What Were They Thinking?

Posted November 11, 2021
By Danielle S. McLaughlin

Sometimes, you just have to wonder what is happening in Canada’s schools. As it turns out, October was quite the month for people who think about freedom of expression in education. Actually, it seems to have been a prize month for some people who don’t spend much time thinking at all.

In October, the Waterloo Regional District School Board announced its decision to examine all elementary and secondary school libraries and then to “weed” them of “harmful” material. 

We don’t know, however, is what is meant by harm, and who gets to decide what stays and what goes. As usual, equity and diversity are mentioned as a rationale. It is easy to imagine that libraries would want to add books which contain, for example, diverse characters, and discussions about equity. It is a lot more difficult to imagine which books should be removed on this basis. Do we want to get rid of books that have only white characters? What about books that are about our long and inequitable history? Are there particular words we need to expunge?

We understand that libraries do not have infinite shelf space. If schools want to remove torn and tattered books, books that have more recent editions, multiple copies, or books with significant errors, these administrative and practical purposes make sense. If, however, the weeding removes books that met libraries' selection criteria in the past but contain controversial language no longer considered acceptable, or show certain groups of people in a negative light, what will the readers miss? Clearly, they won’t know. 

If you are unaware that something exists, you won’t be able to hate it, love it, write a thesis about it, or most importantly for schools, discuss it. Freedom of expression has two ends to it. It isn’t only about what we are able to express, it is also about our ability to see, hear, and read other people’s expression – and evaluate it in any fashion we choose.

But yes, some expression needs to be questioned. Consider the high school teacher who chose to appear in blackface in his classes during Halloween. He did not seem to be clear, when asked, what his costume was meant to portray – other than to say he thought it looked “cool.”

I do not think we even need to know about the diversity of his school’s population to think that something is very wrong with this teacher’s judgment. Yes, it was a racist act, but honestly, how did he even get to class dressed like that? Surely other adults must have noticed his appearance that morning. The students certainly did. Several phoned their families, complained to the principal and there were a few photos taken too. The principal has apologized to the school community and the teacher is on home assignment duty. Even if he could somehow show that his intent was not what it appeared to be (was he trying to dress as a bat?) his serious lack of judgment makes one wonder what else was happening in his classroom.
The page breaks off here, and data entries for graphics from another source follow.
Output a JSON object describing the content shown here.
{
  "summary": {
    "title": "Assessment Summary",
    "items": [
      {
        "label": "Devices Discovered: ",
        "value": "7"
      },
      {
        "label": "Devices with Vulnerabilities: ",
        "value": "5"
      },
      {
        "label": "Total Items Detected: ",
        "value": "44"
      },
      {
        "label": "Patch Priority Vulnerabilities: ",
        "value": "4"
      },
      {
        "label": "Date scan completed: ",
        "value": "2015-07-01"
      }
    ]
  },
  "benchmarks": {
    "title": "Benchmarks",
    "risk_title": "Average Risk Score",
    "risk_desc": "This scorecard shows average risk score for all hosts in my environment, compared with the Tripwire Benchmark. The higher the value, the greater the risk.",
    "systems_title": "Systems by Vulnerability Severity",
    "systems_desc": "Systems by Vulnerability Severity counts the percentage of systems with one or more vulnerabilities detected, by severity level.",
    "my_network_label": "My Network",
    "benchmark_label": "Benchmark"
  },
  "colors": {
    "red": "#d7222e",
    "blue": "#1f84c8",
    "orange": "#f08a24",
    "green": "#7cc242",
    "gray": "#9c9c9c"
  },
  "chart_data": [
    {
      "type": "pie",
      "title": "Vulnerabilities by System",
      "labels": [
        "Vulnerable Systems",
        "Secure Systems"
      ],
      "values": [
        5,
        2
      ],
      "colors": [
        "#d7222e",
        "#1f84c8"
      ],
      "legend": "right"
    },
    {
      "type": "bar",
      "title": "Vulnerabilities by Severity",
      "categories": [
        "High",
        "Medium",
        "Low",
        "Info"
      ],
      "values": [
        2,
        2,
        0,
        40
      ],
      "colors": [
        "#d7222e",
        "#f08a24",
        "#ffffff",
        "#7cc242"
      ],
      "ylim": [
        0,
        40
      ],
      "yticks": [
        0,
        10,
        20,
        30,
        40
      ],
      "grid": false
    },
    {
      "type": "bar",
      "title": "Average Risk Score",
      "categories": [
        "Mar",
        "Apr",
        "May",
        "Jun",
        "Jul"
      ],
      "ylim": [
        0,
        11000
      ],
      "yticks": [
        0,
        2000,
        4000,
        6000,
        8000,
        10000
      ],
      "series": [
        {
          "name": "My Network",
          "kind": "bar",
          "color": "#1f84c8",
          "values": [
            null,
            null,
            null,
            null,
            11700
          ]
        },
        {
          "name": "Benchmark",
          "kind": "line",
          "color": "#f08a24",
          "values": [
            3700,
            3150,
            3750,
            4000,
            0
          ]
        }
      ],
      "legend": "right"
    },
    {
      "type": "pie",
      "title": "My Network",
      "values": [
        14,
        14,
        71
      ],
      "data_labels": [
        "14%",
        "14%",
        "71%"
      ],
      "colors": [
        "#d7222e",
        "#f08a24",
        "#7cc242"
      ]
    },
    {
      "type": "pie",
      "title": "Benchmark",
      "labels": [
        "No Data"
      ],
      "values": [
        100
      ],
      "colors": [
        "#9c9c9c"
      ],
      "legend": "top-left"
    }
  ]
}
Now we come to another teacher who has appeared in the media. Evidently, she has been teaching a book that contains the kind of language that would likely get it removed from school libraries in the Waterloo Region. The teacher was explaining to her grade 8 students that Agatha Christie’s And Then There Were None had been published under two previous titles, both of which are now unacceptable. She was also warning her students that the “N” word (used in one of the book’s earlier titles) is also found in the text. Her error, however, was to speak full word.

A student of colour was so upset to hear this word that she has been staying at home since the event. Was she upset to hear the word from the mouth of her white teacher, to hear it at all, or to know that the class would be reading a book that contained this language? 

The school has decided to remove the book from its curriculum. What else will be removed? Some have called for books by Joseph Conrad (author of The N… of the Narcissus), and Mark Twain, among others, to be permanently removed from curricula and school libraries. All of these writers (and quite a few others) use this forbidden word.

In the U.S., there is now a movement to ban “critical race theory” from being taught in schools. It isn’t actually being taught in elementary and high schools. These critics of CRT want to remove all mention of race and racism. Some of these critics are basically racist, and other believe that if race and racism are never mentioned, the problem will magically disappear, it will simply go away. It won’t. That teacher who says, “I don’t see colour, I only see children,” is deluding herself and insulting her students. When do kids learn about race? As soon as they hear their first racist remark – often before they are old enough to go to school.

If we cannot teach and learn about the power of words, if we cannot explore the history of race and racism, if there is no context brought to the differences in our communities, we should expect to find more people like the teacher who chose to wear blackface to school because he did not understand that there was a problem with doing so.